Study says many USA dial-up users don’t want broadband

Posted on July 3, 2008  /  1 Comments

A new study suggests that attitude rather than availability may be the key reason why more Americans don’t have high-speed Internet access.

The findings from the Pew Internet and American Life Project challenge the argument that broadband providers need to more aggressively roll out supply to meet demand.

Only 14 percent of dial-up users say they’re stuck with the older, slower connection technology because they can’t get broadband in their neighborhoods, Pew reported Wednesday.

Thirty-five percent say they’re still on dial-up because broadband prices are too high, while another 19 percent say nothing would persuade them to upgrade. The remainder have other reasons or do not know.

Read the full story in Associated Press here.

1 Comment

  1. Interesting that rural users express a greater interest in broadband than urban.

    This suggests that the flat-rate, bundled pricing for local calls that is found in the US and Canada (but not anywhere else) could be playing a role.
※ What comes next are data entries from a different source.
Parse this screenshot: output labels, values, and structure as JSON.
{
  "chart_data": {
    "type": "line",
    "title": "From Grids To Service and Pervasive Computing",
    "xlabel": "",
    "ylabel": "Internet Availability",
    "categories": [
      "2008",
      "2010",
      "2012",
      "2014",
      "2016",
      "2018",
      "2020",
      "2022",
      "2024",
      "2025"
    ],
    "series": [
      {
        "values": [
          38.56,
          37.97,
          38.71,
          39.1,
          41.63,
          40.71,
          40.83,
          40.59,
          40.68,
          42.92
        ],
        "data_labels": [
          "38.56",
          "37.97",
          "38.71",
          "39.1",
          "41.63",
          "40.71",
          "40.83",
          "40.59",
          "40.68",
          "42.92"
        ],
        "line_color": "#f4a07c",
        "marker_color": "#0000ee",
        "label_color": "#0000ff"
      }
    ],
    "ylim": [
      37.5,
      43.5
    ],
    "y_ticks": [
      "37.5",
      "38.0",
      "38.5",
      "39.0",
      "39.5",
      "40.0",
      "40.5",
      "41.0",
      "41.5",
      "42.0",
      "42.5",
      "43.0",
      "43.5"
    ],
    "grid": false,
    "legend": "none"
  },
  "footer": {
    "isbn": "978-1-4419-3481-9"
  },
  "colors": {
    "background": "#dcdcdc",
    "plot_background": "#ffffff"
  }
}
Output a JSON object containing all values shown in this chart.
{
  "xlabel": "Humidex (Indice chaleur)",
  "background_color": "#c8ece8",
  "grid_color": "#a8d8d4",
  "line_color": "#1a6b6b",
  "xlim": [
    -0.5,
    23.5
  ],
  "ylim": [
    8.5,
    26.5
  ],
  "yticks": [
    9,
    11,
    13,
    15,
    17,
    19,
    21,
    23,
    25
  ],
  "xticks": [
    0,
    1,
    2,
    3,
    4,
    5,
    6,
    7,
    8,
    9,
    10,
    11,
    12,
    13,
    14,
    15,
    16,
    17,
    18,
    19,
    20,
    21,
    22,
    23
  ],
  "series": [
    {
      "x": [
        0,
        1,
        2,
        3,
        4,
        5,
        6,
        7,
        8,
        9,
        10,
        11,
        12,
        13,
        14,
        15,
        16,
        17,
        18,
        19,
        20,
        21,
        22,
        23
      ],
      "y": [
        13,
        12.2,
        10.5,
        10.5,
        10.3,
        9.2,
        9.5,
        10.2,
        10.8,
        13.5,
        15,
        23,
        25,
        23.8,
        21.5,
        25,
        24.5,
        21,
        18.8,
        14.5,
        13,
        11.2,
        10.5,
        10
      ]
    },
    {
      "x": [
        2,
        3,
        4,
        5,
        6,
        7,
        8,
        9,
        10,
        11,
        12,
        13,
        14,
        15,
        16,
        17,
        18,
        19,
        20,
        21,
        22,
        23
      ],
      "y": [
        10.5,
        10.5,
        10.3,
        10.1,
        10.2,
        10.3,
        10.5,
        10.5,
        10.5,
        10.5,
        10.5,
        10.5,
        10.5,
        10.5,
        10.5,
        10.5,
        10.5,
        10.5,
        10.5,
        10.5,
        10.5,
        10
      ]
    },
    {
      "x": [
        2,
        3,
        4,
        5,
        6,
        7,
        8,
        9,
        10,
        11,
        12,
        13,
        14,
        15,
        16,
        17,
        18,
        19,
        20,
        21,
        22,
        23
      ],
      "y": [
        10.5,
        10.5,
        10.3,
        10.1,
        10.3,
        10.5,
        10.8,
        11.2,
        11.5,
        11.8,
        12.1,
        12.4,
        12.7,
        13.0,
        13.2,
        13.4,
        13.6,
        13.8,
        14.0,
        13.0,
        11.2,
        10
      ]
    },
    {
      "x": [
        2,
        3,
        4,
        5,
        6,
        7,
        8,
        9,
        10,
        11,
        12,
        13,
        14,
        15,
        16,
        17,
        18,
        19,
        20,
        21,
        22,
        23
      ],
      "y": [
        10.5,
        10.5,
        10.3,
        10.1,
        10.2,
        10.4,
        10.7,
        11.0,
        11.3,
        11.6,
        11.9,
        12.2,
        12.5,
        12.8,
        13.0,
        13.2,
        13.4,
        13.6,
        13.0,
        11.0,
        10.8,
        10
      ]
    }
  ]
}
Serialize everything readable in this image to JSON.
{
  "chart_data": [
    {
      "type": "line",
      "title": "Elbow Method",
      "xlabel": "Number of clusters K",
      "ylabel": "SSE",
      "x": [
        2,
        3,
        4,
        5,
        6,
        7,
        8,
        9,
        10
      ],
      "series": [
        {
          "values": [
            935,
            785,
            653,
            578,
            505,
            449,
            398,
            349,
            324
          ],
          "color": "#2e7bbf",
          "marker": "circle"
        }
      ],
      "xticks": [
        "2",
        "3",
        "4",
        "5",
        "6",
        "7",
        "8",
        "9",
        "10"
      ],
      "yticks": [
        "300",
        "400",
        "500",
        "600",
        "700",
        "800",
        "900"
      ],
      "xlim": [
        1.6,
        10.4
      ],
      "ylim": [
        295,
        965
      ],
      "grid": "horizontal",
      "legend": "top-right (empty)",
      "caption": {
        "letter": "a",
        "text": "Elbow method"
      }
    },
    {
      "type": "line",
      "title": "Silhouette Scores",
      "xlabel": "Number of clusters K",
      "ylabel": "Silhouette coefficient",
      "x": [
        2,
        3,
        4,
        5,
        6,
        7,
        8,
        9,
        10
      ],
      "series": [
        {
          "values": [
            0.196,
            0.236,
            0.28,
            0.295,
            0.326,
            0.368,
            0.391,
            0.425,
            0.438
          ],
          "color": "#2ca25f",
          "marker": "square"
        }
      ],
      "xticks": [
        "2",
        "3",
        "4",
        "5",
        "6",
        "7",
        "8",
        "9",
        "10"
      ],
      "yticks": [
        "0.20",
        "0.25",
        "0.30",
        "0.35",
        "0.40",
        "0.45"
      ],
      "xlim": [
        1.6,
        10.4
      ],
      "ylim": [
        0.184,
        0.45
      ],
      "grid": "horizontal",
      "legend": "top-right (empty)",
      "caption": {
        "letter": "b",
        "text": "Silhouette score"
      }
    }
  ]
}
In the flat-rate system, you do not pay for the minutes you are connected; all you pay for are the ISP charges. This makes dial-up a lot cheaper in the US and Canada than elsewhere, if the call is local. In the urban areas,the call to the ISP is almost always a local call. In rural areas, it may not be. Thus, it is possible that the rural users find dial-up to be expensive (in addition to the normal quality concerns).